The market is responding. Richard Branson’s newly launched Virgin Hotels brand, attuned to consumer demand, positions Wi-Fi squarely as a necessity. The hotel literature describes free Wi-Fi as a “right” and encourages users, with typical Virgin wit, to “party like it’s not $19.99”. And when small players or disruptive newcomers buck a trend—and this should sound familiar to everyone in the mobile sector—incumbents always come under pressure to follow suit.

So this week the Hyatt chain stopped charging for Wi-Fi altogether—in all rooms and public spaces—in its portfolio of more than 500 hotels. Other chains are moving at a different pace. Some are making grudging concessions, requiring users to join loyalty schemes to access free Wi-Fi, or making it available only to guests who book directly with the hotel. But they are only delaying the inevitable; the move to free Wi-Fi is a one-way street down which all hotel chains that wish to remain competitive must walk before long.

If they don’t adapt to the needs of the customer—and this, too, should strike a mobile industry chord—they will struggle to survive.

Mobile operators would do well to note the importance that hotel guests place on free Wi-Fi. These guests are all customers of mobile operators too, after all, and their need for free hotel Wi-Fi shines a light on key frustrations with the mobile experience—in particular the quality of indoor connectivity and the cost of mobile data roaming. If mobile operators facilitated easy access to this increasingly freely available connectivity resource, they would be enhancing their service just as much as the hotel offering the Wi-Fi connection enhances its own.

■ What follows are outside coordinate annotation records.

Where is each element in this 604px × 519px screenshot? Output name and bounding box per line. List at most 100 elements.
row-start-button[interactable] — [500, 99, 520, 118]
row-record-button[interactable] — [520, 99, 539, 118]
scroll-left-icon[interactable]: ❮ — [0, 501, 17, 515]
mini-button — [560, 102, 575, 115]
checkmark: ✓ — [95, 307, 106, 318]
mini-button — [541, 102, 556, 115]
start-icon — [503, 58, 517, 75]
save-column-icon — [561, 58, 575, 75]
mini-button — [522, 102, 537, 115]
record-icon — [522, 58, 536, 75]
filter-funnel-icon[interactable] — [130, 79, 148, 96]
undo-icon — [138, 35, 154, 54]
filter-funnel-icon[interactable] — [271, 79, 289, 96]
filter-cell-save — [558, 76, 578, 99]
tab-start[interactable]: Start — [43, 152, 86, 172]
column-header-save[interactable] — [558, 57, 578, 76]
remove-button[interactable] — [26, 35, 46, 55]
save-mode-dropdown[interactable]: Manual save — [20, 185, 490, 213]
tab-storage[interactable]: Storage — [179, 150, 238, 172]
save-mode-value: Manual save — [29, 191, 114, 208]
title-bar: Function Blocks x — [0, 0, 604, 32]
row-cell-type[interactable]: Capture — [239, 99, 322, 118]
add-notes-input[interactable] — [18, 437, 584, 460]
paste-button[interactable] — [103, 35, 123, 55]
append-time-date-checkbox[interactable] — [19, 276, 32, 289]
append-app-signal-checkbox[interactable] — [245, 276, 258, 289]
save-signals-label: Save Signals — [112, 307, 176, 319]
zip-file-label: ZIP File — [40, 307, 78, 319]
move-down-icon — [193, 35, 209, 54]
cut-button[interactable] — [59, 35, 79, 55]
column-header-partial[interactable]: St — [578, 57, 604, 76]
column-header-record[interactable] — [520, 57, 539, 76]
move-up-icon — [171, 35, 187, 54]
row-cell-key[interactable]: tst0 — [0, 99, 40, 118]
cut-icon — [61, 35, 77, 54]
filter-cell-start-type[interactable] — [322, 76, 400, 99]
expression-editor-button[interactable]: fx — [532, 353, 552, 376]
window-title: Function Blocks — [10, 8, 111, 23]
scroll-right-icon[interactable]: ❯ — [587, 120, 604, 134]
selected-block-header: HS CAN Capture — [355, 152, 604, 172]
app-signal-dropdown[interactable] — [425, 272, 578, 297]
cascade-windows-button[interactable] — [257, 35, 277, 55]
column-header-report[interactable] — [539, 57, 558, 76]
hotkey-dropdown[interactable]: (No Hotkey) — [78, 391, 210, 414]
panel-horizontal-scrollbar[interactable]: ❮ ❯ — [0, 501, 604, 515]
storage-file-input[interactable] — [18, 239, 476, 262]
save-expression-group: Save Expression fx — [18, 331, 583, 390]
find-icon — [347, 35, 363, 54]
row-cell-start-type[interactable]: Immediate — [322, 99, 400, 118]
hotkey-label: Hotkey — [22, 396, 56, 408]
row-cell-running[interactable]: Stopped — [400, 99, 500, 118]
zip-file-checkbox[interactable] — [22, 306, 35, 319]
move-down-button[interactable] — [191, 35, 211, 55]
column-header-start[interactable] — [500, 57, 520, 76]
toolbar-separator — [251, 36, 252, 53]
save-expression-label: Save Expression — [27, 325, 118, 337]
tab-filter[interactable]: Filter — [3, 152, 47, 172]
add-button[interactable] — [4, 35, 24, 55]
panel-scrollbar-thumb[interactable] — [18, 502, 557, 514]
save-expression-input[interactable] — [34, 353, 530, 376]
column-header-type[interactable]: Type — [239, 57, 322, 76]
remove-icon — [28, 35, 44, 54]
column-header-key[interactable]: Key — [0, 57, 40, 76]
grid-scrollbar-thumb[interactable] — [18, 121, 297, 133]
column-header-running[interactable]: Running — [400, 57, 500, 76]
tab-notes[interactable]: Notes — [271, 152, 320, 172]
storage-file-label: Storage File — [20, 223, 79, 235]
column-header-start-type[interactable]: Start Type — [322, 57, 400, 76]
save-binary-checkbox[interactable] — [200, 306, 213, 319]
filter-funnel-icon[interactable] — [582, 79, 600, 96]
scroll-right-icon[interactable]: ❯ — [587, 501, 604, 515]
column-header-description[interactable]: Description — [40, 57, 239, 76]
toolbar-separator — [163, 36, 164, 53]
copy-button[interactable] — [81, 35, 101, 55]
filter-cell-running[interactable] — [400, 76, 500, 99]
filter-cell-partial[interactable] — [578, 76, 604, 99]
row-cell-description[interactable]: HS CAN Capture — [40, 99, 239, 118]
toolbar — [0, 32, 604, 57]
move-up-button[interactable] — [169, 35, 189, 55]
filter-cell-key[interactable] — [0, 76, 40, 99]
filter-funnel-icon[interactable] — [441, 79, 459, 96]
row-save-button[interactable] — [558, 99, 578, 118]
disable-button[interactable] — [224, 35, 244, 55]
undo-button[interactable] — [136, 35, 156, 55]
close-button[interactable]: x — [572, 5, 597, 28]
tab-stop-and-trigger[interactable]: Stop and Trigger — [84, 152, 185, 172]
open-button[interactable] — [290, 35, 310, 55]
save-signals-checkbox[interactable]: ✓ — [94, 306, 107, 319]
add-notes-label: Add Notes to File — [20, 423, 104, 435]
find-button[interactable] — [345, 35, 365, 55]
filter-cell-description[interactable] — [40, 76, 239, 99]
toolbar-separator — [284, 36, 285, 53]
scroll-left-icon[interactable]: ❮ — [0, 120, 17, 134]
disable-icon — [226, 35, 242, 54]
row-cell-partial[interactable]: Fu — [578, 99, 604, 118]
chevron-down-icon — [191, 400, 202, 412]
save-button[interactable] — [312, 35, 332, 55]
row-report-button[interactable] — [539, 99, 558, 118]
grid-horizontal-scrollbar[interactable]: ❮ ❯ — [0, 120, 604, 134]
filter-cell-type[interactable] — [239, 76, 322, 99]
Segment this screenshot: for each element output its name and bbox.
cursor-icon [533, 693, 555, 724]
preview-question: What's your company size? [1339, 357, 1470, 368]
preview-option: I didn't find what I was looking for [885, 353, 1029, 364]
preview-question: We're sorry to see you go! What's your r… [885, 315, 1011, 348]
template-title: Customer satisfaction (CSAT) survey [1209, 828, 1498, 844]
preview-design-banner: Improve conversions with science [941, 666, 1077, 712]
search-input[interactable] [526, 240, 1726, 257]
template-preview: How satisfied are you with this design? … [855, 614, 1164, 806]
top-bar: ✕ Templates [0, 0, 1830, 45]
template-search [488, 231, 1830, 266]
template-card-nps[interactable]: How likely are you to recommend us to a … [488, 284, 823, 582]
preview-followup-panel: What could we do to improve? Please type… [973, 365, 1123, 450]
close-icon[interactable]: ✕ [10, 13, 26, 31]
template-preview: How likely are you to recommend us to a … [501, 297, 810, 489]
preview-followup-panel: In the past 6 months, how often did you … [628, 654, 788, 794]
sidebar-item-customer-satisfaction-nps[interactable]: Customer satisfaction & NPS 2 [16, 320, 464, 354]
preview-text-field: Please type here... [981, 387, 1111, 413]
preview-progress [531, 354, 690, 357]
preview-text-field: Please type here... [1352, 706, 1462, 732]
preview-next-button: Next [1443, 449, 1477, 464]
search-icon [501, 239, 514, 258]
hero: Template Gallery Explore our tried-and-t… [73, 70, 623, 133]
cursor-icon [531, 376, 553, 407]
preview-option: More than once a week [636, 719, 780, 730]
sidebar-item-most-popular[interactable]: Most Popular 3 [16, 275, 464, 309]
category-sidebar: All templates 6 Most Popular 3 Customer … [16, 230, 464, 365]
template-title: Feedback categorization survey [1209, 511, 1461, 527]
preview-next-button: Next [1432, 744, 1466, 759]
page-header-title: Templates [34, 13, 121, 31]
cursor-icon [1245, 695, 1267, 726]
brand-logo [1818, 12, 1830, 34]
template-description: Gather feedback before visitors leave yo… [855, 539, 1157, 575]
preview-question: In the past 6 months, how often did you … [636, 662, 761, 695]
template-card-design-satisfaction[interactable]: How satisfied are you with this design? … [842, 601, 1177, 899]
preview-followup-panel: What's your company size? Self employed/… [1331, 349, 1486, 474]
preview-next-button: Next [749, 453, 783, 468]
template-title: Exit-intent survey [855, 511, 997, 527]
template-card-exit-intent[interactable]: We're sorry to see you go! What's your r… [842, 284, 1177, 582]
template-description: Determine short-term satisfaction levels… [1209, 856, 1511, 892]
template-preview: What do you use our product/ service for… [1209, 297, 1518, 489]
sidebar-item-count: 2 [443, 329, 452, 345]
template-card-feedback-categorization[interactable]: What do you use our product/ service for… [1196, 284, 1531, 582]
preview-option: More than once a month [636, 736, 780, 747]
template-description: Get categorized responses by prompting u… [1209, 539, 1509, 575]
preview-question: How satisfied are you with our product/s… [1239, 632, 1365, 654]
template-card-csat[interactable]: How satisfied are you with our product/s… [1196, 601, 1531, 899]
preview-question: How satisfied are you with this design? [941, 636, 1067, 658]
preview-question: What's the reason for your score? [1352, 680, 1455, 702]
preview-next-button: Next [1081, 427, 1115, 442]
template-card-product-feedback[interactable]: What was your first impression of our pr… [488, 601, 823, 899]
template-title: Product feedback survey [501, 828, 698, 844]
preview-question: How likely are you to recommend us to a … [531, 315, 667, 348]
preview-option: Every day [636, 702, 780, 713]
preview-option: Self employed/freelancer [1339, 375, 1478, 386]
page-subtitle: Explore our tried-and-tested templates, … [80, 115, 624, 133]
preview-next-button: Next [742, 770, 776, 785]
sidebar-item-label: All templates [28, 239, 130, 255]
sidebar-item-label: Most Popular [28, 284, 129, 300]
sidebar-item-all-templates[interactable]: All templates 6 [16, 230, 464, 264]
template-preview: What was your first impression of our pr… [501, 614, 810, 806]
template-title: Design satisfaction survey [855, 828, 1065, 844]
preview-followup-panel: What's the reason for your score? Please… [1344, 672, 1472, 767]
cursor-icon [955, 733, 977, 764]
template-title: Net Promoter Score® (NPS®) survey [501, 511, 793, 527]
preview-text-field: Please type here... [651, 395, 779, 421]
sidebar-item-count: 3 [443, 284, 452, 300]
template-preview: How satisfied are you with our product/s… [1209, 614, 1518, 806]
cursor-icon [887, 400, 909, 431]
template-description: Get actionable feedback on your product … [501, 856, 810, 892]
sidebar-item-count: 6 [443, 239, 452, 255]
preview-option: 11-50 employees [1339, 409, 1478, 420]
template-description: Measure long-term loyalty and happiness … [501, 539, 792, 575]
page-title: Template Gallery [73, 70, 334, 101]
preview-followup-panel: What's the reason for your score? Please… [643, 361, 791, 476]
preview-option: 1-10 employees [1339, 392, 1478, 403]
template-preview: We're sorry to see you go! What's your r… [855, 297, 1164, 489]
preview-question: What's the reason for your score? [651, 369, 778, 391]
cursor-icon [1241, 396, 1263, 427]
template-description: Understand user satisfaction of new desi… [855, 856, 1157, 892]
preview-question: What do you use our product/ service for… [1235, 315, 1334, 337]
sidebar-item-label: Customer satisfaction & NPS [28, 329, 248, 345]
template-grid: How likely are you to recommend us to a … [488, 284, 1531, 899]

And they need not stop at hotels; the trend towards free amenity Wi-Fi reaches far wider than the hospitality community. In Airports, sports arenas, museums, cafes, bars and fast food outlets—and many more public places all over the world—Wi-Fi is available, for everyone, for free. Amenity Wi-Fi is the definitive connectivity megatrend of the moment. It has vast reach. It enables access for smartphone users precisely where they need it, in places where they are often unreachable by the best connection that cellular can deliver. And, because of this, it represents the best complement to cellular connectivity that is available, reducing dependence on costly indoor network deployments and offering reach far beyond the limitations of commercial Wi-Fi networks.

The benefits amenity Wi-Fi affords the end user, the provider, and now the mobile operator, are increasingly apparent. If only the meaning of life were just as clear.